Electrospun Chitosan-graft-poly (ε-caprolactone)/Poly (ε-caprolactone) Nanofibrous Scaffolds And Their Application In Tissue Engineering

This research is aimed to develop cationic nanofibrous mats with improved cellular adhesion profiles and stability of three-dimensional fibrous structure as potential scaffolds for tissue engineering.

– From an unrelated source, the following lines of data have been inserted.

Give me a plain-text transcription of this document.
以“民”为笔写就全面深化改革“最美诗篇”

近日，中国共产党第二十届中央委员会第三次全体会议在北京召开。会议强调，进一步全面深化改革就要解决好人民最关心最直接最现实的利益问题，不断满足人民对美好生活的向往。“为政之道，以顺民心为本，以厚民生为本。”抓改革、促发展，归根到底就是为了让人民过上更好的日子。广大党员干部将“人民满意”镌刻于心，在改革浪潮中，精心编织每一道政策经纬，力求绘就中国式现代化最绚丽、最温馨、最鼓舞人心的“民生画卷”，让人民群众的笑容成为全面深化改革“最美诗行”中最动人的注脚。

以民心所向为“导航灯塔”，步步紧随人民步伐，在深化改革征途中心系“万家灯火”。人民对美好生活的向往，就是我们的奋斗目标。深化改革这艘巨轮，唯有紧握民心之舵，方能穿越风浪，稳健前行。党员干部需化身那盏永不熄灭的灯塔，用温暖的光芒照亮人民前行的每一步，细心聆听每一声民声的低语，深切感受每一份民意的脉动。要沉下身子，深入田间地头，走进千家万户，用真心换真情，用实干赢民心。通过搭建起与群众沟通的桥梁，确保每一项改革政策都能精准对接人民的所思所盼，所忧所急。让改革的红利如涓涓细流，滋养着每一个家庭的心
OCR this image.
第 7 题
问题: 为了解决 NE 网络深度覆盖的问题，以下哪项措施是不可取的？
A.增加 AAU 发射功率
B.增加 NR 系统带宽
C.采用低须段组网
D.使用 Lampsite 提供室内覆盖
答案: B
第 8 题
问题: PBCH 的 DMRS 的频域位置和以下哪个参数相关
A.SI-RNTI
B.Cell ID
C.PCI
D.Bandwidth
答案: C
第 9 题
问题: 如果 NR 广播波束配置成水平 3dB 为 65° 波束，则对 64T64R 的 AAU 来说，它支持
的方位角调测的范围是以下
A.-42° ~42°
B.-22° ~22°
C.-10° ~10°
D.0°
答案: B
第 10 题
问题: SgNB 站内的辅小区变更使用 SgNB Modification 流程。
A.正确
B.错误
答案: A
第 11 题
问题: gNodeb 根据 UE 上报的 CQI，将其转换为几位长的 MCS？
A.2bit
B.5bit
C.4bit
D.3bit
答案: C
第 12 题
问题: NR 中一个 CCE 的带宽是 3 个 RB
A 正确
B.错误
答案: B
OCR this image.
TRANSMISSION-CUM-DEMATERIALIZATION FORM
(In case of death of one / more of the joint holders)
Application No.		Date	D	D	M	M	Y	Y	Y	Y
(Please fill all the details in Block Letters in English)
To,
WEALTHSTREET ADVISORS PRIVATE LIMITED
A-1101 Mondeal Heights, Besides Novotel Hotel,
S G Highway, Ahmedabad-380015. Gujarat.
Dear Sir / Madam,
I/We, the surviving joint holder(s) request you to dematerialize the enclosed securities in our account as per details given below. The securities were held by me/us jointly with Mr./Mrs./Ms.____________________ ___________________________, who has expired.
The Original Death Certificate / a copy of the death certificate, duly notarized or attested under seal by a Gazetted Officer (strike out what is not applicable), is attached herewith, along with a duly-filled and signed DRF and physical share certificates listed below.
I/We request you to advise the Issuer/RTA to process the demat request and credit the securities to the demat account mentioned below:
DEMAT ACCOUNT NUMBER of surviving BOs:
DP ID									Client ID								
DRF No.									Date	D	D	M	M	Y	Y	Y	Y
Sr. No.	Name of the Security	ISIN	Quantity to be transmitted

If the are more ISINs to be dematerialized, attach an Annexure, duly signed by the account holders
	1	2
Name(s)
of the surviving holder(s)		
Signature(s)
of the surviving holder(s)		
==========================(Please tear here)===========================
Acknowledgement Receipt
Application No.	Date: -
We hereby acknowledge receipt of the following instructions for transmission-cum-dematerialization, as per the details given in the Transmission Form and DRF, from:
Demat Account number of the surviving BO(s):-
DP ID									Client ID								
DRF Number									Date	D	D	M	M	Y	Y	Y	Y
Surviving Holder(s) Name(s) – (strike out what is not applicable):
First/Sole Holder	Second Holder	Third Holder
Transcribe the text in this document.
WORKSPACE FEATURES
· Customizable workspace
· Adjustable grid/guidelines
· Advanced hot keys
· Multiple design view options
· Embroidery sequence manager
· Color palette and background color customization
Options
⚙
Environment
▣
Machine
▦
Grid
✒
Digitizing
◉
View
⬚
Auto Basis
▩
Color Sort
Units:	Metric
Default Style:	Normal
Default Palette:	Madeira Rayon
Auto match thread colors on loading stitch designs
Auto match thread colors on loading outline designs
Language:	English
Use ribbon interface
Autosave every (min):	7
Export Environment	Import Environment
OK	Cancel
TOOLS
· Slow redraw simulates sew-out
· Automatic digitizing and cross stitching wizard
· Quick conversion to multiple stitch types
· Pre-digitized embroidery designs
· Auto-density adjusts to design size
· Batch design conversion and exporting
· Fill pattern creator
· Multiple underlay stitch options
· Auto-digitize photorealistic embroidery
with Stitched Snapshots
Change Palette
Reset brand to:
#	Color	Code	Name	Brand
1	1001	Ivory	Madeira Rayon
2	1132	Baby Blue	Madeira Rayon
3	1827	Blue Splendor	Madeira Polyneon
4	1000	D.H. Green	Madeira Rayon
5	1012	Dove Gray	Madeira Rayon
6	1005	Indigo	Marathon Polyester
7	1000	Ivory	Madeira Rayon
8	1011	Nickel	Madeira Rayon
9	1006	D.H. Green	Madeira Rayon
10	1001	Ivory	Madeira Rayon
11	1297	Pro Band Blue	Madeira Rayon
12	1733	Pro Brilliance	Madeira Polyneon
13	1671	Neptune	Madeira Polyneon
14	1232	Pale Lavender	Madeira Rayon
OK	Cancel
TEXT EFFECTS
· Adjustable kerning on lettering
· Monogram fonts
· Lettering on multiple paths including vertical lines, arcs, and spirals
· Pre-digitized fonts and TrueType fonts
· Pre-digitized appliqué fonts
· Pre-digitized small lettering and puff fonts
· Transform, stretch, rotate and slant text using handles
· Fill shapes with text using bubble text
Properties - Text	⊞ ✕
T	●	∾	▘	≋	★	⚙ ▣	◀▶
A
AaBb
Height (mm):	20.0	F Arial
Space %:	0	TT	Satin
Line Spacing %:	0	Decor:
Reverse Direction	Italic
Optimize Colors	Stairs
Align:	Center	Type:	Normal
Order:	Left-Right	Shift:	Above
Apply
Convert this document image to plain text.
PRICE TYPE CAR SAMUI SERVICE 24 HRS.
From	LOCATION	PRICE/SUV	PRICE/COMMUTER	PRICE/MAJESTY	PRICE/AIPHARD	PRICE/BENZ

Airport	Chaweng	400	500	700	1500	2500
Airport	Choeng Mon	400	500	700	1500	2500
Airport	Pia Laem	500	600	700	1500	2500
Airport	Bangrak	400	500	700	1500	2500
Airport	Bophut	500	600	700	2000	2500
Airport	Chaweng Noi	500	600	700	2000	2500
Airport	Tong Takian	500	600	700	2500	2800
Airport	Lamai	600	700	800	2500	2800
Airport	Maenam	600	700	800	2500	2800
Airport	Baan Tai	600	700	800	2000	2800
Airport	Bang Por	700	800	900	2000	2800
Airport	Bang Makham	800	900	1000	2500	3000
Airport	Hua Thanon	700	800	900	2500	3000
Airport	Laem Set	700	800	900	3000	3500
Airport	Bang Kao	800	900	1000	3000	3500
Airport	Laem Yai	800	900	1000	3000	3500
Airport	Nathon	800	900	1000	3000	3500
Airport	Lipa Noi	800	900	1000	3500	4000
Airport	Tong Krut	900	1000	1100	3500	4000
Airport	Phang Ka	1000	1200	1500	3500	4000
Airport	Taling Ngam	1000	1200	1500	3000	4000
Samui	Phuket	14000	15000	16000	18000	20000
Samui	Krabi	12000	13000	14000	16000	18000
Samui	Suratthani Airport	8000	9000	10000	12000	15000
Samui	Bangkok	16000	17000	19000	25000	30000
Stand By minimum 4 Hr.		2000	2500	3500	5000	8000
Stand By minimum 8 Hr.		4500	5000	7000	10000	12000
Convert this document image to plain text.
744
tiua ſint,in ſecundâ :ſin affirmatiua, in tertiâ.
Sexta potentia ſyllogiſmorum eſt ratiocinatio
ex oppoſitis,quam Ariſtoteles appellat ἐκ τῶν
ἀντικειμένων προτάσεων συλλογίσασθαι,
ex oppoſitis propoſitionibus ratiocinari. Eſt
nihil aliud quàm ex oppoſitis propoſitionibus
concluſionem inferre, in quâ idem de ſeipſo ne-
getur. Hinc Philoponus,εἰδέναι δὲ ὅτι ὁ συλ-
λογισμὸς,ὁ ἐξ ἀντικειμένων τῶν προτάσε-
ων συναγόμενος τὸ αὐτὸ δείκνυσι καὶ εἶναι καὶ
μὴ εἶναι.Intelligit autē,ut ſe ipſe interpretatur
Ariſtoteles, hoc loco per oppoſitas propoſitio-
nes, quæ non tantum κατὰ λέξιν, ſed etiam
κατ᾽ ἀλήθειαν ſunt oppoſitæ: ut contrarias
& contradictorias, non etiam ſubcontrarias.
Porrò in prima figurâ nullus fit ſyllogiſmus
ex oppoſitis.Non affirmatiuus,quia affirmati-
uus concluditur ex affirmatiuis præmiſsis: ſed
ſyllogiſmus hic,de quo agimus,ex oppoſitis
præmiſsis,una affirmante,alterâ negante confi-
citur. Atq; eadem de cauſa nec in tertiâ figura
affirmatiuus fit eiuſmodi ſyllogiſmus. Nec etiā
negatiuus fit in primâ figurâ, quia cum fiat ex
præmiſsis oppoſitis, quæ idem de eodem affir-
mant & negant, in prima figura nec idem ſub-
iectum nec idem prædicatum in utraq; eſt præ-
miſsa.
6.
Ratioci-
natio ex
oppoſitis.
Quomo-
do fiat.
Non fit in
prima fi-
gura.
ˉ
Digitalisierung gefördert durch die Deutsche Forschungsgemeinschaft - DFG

Firstly, amino-remained chitosan-graft-poly (s-caprolactone) (CS-PCL) was synthesized with a facile one-step manner by graftingε-caprolactone oligomers onto the hydroxyl groups of CS via ring-opening polymerization. And then, CS-PCL/PCL nanofibrous scaffolds were obtained by electrospinning of CS-PCL/PCL mixed solution using common solvent systems. Scanning electron microscopy (SEM) images showed that the morphology and diameter of the nanofibers were mainly affected by the weight ratio of CS-PCL to PCL. The enrichment of amino groups on the nanofiber surface was confirmed by X-ray photoelectron spectroscopy (XPS). With the increase of CS-PCL in CS-PCL/PCL nanofiber, the content of amino groups on the nanofiber surface increased, which resulted in the increase of zeta-potential of nanofibers. Studies on cell-scaffold interaction were carried out by culturing mice fibroblast cells (L929) on CS-PCL/PCL scaffolds with various content of CS-PCL by assessing the growth, proliferation and morphology of cells. The results of MTS assay and SEM observation showed that CS-PCL/PCL(20/80) scaffolds with a moderate surface zeta-potential (ζ=3 mV) were the best in promoting both mRPCs and L929 cells attachment and proliferation. Toluidene blue staining essay further confirmed that L929 cells grown well and exhibited a normal morphology on CS-PCL/PCL(20/80) mats. These results suggested the potential utilization of CS-PCL/PCL (20/80) nanofibrous mats for skin tissue engineeringA promising therapy for retinal diseases is to employ biodegradable scaffolds to deliver retinal progenitor cells (mRPCs) for repairing damaged or diseased retinal tissue. Mice retinal progenitor cells were seeded on the electrospun scaffolds and cultured for 7 days. In vitro proliferation assays revealed that mRPCs grown on the CS-PCL/PCL(20/80) scaffolds were also better than on other electrospun scaffolds did. Scanning electron microscopy (SEM) and real time quantitative PCR (qPCR) results showed that mRPCs grown on CS-PCL/PCL(20/80) scaffolds were more likely to differentiate towards retinal neurons as compared with mRPCs grown on PCL scaffolds. Taken together, our results suggest the potential utilization of CS-PCL/PCL (20/80) scaffolds for retinal tissue engineering.